I have just applied to go on the fourth plinth in Trafalgar Square as part of Anthony Gormley’s art project. It was an impulse thing but then I thought this may be a way to combat my very real fear of heights which for one so tall is ironic. I do tend to fall off things and trip over things but if the point of this art piece is to represent Great Britain in all its diversity and strangeness then watching someone try to overcome fear may be interesting. I have thought no further than that, I am presuming of course that given the lottery of selection and the amount of people who have applied I will not even have to put my money where my mouth is and confront my fear. Even the blessed Jill Archer in Ambridge failed to get a place so I tend to think I will not be deemed worthy. I will keep you posted meanwhile I do keep having a peek via the webcam at the goings on the plinth and most of it is quite boring but then so is life so if it is meant to be representative a large proportion of it will be but now and then someone does something rather odd or interesting, I liked one man who sat and sketched very quietly and the woman with the green balloons. A lot seem to spend a great deal of time on their mobile phones , presumably saying ‘Hi, guess where I am, I’m on the fourth plinth.’ Should I get up there I think I would be muttering quietly to myself, ‘I’m going to die, I’m definitely going to die’. Of course sheer exhibitionism will be present why else would anyone be so stupid as to place themselves on a really high small platform in the middle of a busy public place. That’s what I want to know, why would I stick myself up there when I can get dizzy just peering over the edge of a teacup. Is it the ultimate Jimmy Cagney , White Heat moment, ‘Look at me Ma, top of the world’? Of course that film character fell off. I am perhaps engaging in a little bit of Russian roulette, hoping of course that when that lottery draw happens on 1st August I won’t get picked. Do they have insurance for people that go up there? Do you have to pass a medical? Is anyone with vertigo automatically excluded? Is anyone who puts themselves up there who suffers from vertigo automatically excluded on the grounds of sheer stupidity? We shall see, well maybe we shall see.
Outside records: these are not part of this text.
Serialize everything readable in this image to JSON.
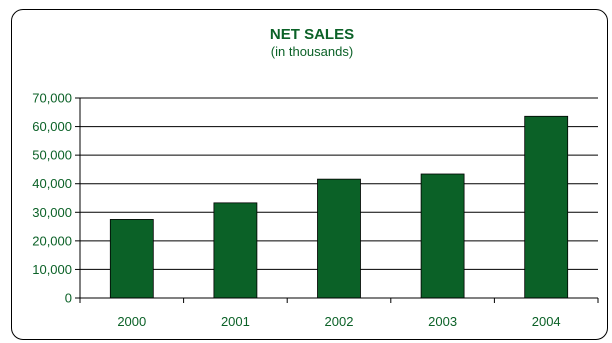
{
  "chart_data": {
    "type": "bar",
    "title": "NET SALES",
    "subtitle": "(in thousands)",
    "xlabel": "",
    "ylabel": "",
    "categories": [
      "2000",
      "2001",
      "2002",
      "2003",
      "2004"
    ],
    "values": [
      27500,
      33300,
      41600,
      43400,
      63600
    ],
    "ylim": [
      0,
      70000
    ],
    "ytick_step": 10000,
    "ytick_labels": [
      "0",
      "10,000",
      "20,000",
      "30,000",
      "40,000",
      "50,000",
      "60,000",
      "70,000"
    ],
    "grid": true,
    "legend": "none",
    "colors": {
      "bar": "#0b6127",
      "title": "#0b6127",
      "tick_label": "#0b6127",
      "subtitle": "#0b6127",
      "gridline": "#000000",
      "axis": "#000000"
    }
  }
}
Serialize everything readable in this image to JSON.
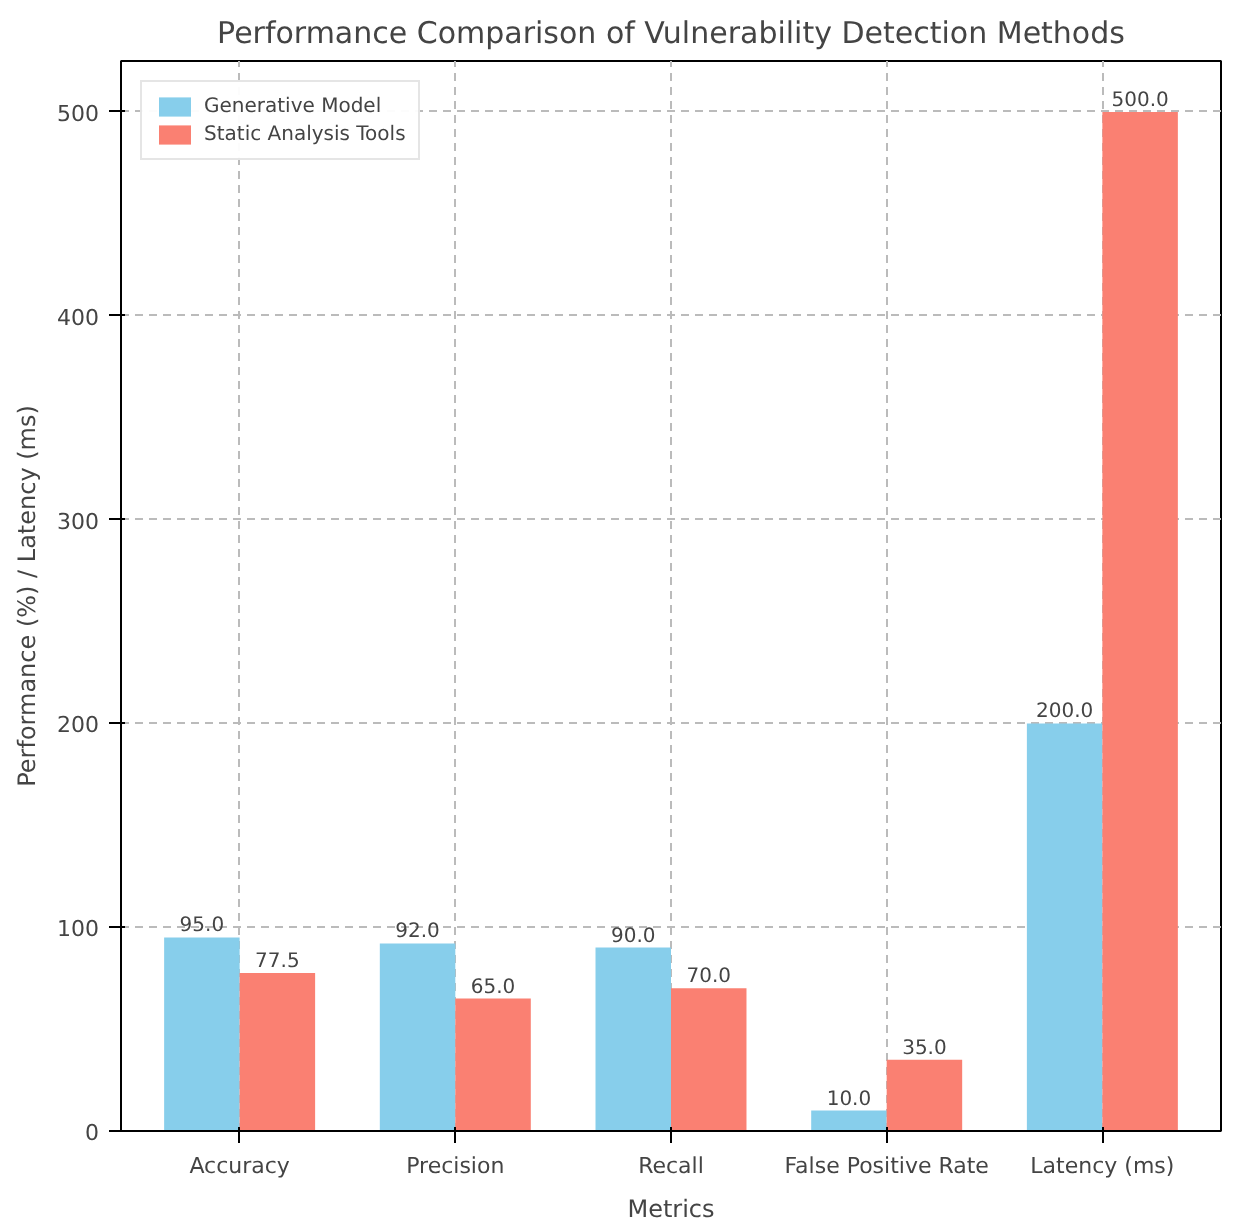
{
  "chart_data": {
    "type": "bar",
    "title": "Performance Comparison of Vulnerability Detection Methods",
    "xlabel": "Metrics",
    "ylabel": "Performance (%) / Latency (ms)",
    "categories": [
      "Accuracy",
      "Precision",
      "Recall",
      "False Positive Rate",
      "Latency (ms)"
    ],
    "series": [
      {
        "name": "Generative Model",
        "color": "#87ceeb",
        "values": [
          95.0,
          92.0,
          90.0,
          10.0,
          200.0
        ],
        "value_labels": [
          "95.0",
          "92.0",
          "90.0",
          "10.0",
          "200.0"
        ]
      },
      {
        "name": "Static Analysis Tools",
        "color": "#fa8072",
        "values": [
          77.5,
          65.0,
          70.0,
          35.0,
          500.0
        ],
        "value_labels": [
          "77.5",
          "65.0",
          "70.0",
          "35.0",
          "500.0"
        ]
      }
    ],
    "ylim": [
      0,
      525
    ],
    "yticks": [
      0,
      100,
      200,
      300,
      400,
      500
    ],
    "grid": true,
    "legend": "top left"
  }
}
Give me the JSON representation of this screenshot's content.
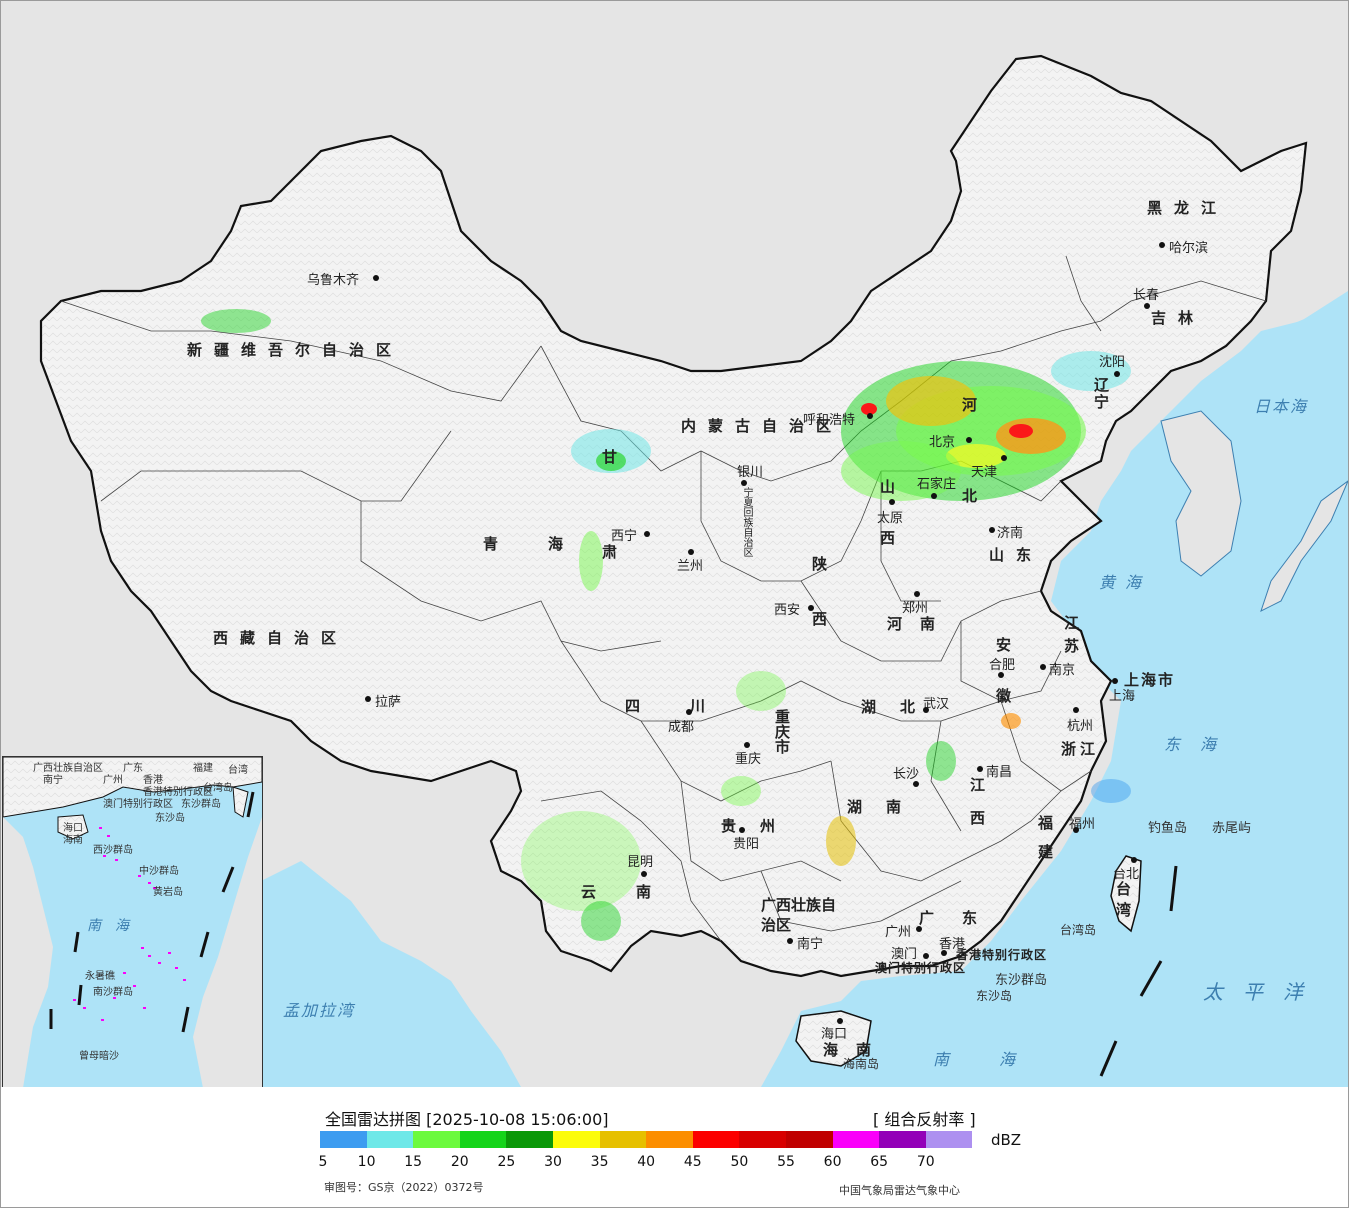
{
  "map": {
    "title": "全国雷达拼图 [2025-10-08 15:06:00]",
    "product": "[ 组合反射率 ]",
    "unit": "dBZ",
    "approval_number": "审图号：GS京（2022）0372号",
    "agency": "中国气象局雷达气象中心",
    "colors": {
      "ocean": "#aee3f7",
      "land": "#f4f4f4",
      "outside_land": "#e5e5e5",
      "border": "#111111"
    }
  },
  "legend": {
    "scale": [
      {
        "value": "5",
        "color": "#3d9cf0"
      },
      {
        "value": "10",
        "color": "#6ee8e8"
      },
      {
        "value": "15",
        "color": "#6cfa3e"
      },
      {
        "value": "20",
        "color": "#15d41a"
      },
      {
        "value": "25",
        "color": "#0a9808"
      },
      {
        "value": "30",
        "color": "#fcfc0a"
      },
      {
        "value": "35",
        "color": "#e6c000"
      },
      {
        "value": "40",
        "color": "#fc8e00"
      },
      {
        "value": "45",
        "color": "#fc0000"
      },
      {
        "value": "50",
        "color": "#d80000"
      },
      {
        "value": "55",
        "color": "#c00000"
      },
      {
        "value": "60",
        "color": "#fa00fa"
      },
      {
        "value": "65",
        "color": "#9300b8"
      },
      {
        "value": "70",
        "color": "#ad90f0"
      }
    ]
  },
  "cities": [
    {
      "name": "乌鲁木齐"
    },
    {
      "name": "哈尔滨"
    },
    {
      "name": "长春"
    },
    {
      "name": "沈阳"
    },
    {
      "name": "呼和浩特"
    },
    {
      "name": "北京"
    },
    {
      "name": "天津"
    },
    {
      "name": "石家庄"
    },
    {
      "name": "太原"
    },
    {
      "name": "济南"
    },
    {
      "name": "银川"
    },
    {
      "name": "西宁"
    },
    {
      "name": "兰州"
    },
    {
      "name": "西安"
    },
    {
      "name": "郑州"
    },
    {
      "name": "合肥"
    },
    {
      "name": "南京"
    },
    {
      "name": "上海"
    },
    {
      "name": "杭州"
    },
    {
      "name": "武汉"
    },
    {
      "name": "成都"
    },
    {
      "name": "重庆"
    },
    {
      "name": "长沙"
    },
    {
      "name": "南昌"
    },
    {
      "name": "福州"
    },
    {
      "name": "贵阳"
    },
    {
      "name": "昆明"
    },
    {
      "name": "南宁"
    },
    {
      "name": "广州"
    },
    {
      "name": "澳门"
    },
    {
      "name": "香港"
    },
    {
      "name": "海口"
    },
    {
      "name": "拉萨"
    },
    {
      "name": "台北"
    }
  ],
  "provinces": [
    {
      "name": "黑龙江"
    },
    {
      "name": "吉林"
    },
    {
      "name": "辽宁"
    },
    {
      "name": "内蒙古自治区"
    },
    {
      "name": "新疆维吾尔自治区"
    },
    {
      "name": "西藏自治区"
    },
    {
      "name": "青海"
    },
    {
      "name": "甘肃"
    },
    {
      "name": "宁夏回族自治区"
    },
    {
      "name": "陕西"
    },
    {
      "name": "山西"
    },
    {
      "name": "河北"
    },
    {
      "name": "山东"
    },
    {
      "name": "河南"
    },
    {
      "name": "江苏"
    },
    {
      "name": "安徽"
    },
    {
      "name": "浙江"
    },
    {
      "name": "上海市"
    },
    {
      "name": "湖北"
    },
    {
      "name": "湖南"
    },
    {
      "name": "江西"
    },
    {
      "name": "福建"
    },
    {
      "name": "四川"
    },
    {
      "name": "重庆市"
    },
    {
      "name": "贵州"
    },
    {
      "name": "云南"
    },
    {
      "name": "广西壮族自治区"
    },
    {
      "name": "广东"
    },
    {
      "name": "海南"
    },
    {
      "name": "台湾"
    },
    {
      "name": "香港特别行政区"
    },
    {
      "name": "澳门特别行政区"
    }
  ],
  "seas": [
    {
      "name": "日本海"
    },
    {
      "name": "黄海"
    },
    {
      "name": "东海"
    },
    {
      "name": "太平洋"
    },
    {
      "name": "南海"
    },
    {
      "name": "孟加拉湾"
    }
  ],
  "islands": [
    {
      "name": "钓鱼岛"
    },
    {
      "name": "赤尾屿"
    },
    {
      "name": "台湾岛"
    },
    {
      "name": "东沙群岛"
    },
    {
      "name": "东沙岛"
    },
    {
      "name": "海南岛"
    }
  ],
  "inset": {
    "labels": [
      {
        "name": "广西壮族自治区"
      },
      {
        "name": "广东"
      },
      {
        "name": "福建"
      },
      {
        "name": "台湾"
      },
      {
        "name": "南宁"
      },
      {
        "name": "广州"
      },
      {
        "name": "香港"
      },
      {
        "name": "台湾岛"
      },
      {
        "name": "澳门特别行政区"
      },
      {
        "name": "香港特别行政区"
      },
      {
        "name": "东沙群岛"
      },
      {
        "name": "东沙岛"
      },
      {
        "name": "海口"
      },
      {
        "name": "海南"
      },
      {
        "name": "西沙群岛"
      },
      {
        "name": "中沙群岛"
      },
      {
        "name": "黄岩岛"
      },
      {
        "name": "永暑礁"
      },
      {
        "name": "南沙群岛"
      },
      {
        "name": "曾母暗沙"
      },
      {
        "name": "南海"
      }
    ]
  }
}
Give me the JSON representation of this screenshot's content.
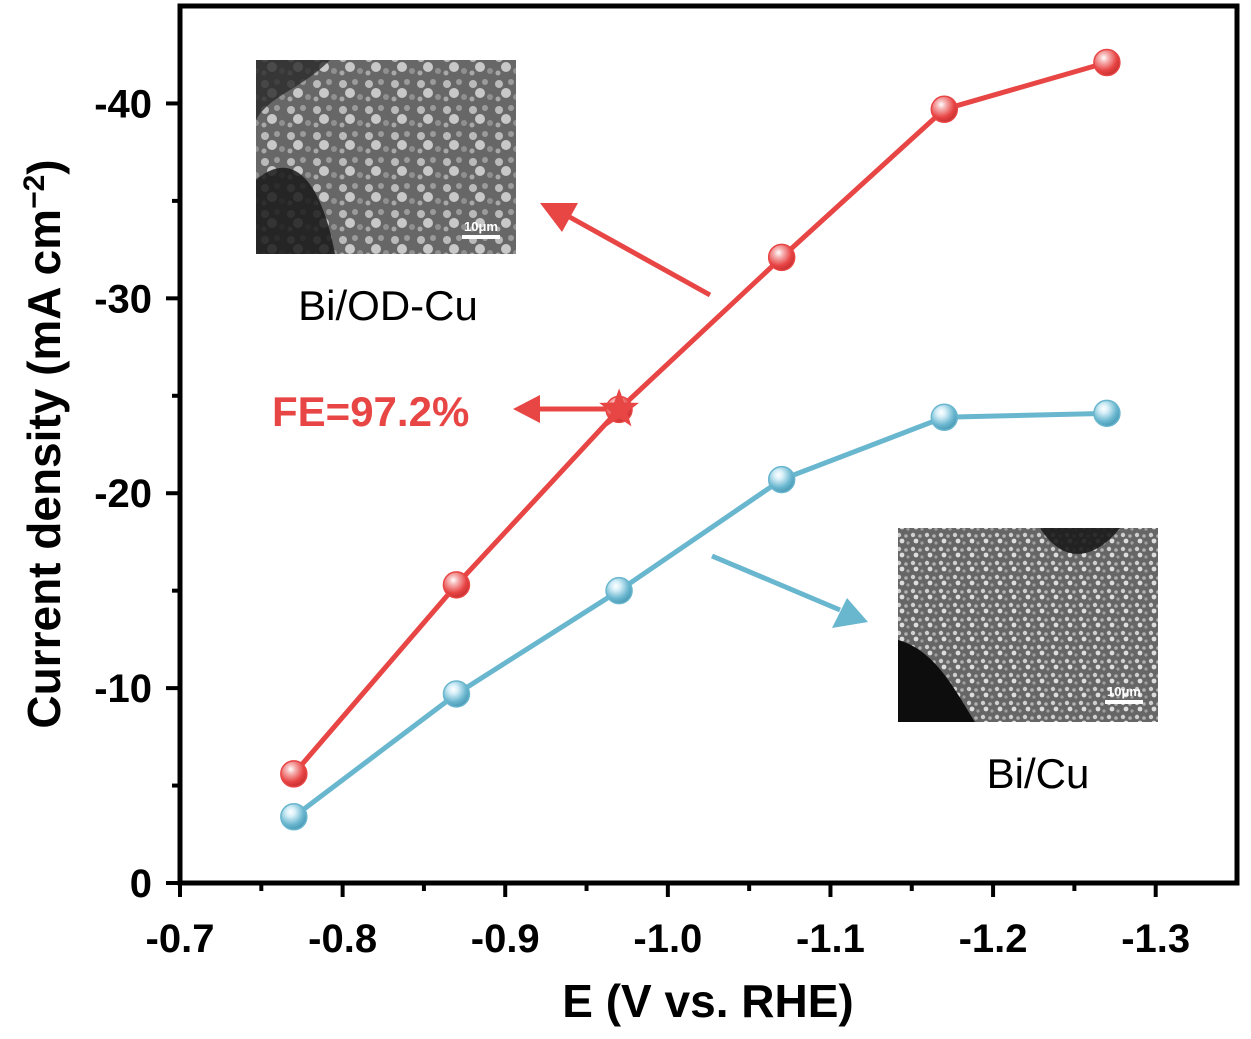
{
  "chart_data": {
    "type": "line",
    "xlabel": "E (V vs. RHE)",
    "ylabel_main": "Current density (mA cm",
    "ylabel_sup": "−2",
    "ylabel_close": ")",
    "xlim": [
      -0.7,
      -1.35
    ],
    "ylim": [
      0,
      -45
    ],
    "x_ticks": [
      -0.7,
      -0.8,
      -0.9,
      -1.0,
      -1.1,
      -1.2,
      -1.3
    ],
    "x_tick_labels": [
      "-0.7",
      "-0.8",
      "-0.9",
      "-1.0",
      "-1.1",
      "-1.2",
      "-1.3"
    ],
    "y_ticks": [
      0,
      -10,
      -20,
      -30,
      -40
    ],
    "y_tick_labels": [
      "0",
      "-10",
      "-20",
      "-30",
      "-40"
    ],
    "x": [
      -0.77,
      -0.87,
      -0.97,
      -1.07,
      -1.17,
      -1.27
    ],
    "series": [
      {
        "key": "bi_od_cu",
        "color": "#e84545",
        "highlight": "#f7b0b0",
        "values": [
          -5.6,
          -15.3,
          -24.3,
          -32.1,
          -39.7,
          -42.1
        ]
      },
      {
        "key": "bi_cu",
        "color": "#69b6cf",
        "highlight": "#d4eef7",
        "values": [
          -3.4,
          -9.7,
          -15.0,
          -20.7,
          -23.9,
          -24.1
        ]
      }
    ],
    "star": {
      "x": -0.97,
      "y": -24.3,
      "color": "#e84545"
    },
    "annotations": {
      "fe_text": "FE=97.2%",
      "fe_color": "#e84545",
      "inset_top_label": "Bi/OD-Cu",
      "inset_bottom_label": "Bi/Cu",
      "scale_bar_text": "10μm"
    }
  }
}
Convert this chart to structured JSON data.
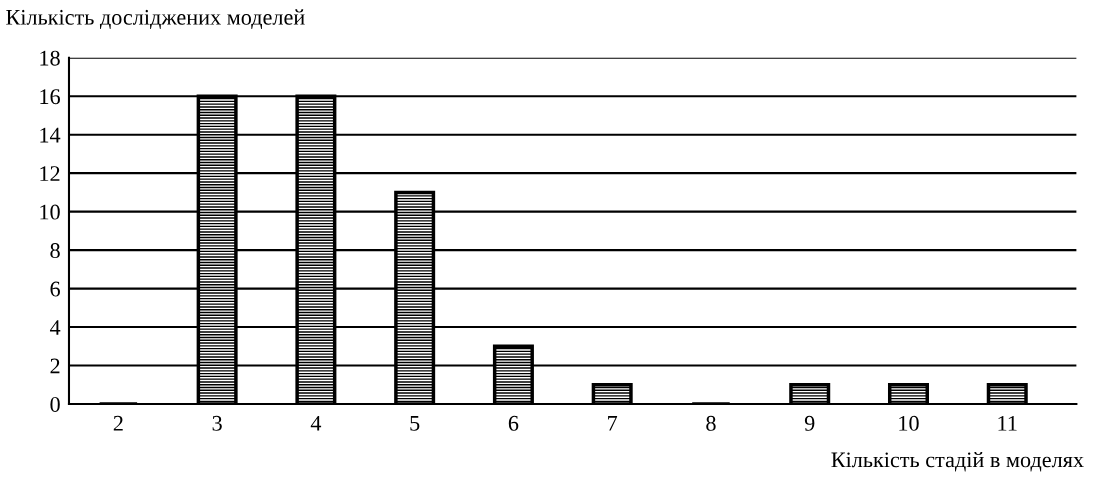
{
  "chart_data": {
    "type": "bar",
    "ylabel": "Кількість досліджених моделей",
    "xlabel": "Кількість стадій в моделях",
    "categories": [
      "2",
      "3",
      "4",
      "5",
      "6",
      "7",
      "8",
      "9",
      "10",
      "11"
    ],
    "values": [
      0,
      16,
      16,
      11,
      3,
      1,
      0,
      1,
      1,
      1
    ],
    "color": "#000000",
    "ylim": [
      0,
      18
    ],
    "yticks": [
      0,
      2,
      4,
      6,
      8,
      10,
      12,
      14,
      16,
      18
    ],
    "grid": "y",
    "legend": false
  }
}
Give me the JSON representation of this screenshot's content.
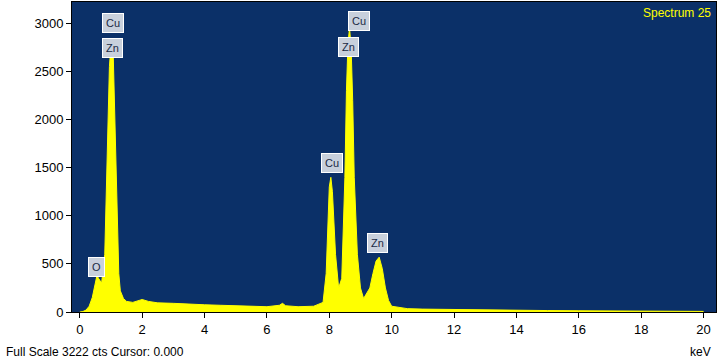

Meanwhile whilst I await my name not to be pulled from the plinth hat I am happy to inform you that my friend has named one of her new chickens after me. It is brown and rather small and I am egotistical enough to think she will produce wonderful eggs. I hope the fox and the cat will do her no harm and she will be content to just eat, scratch around and roost quietly up on her perch, hopefully she will not fall off it. I don’t think chickens can suffer from vertigo, although come to think of it they don’t seem to like flying a lot.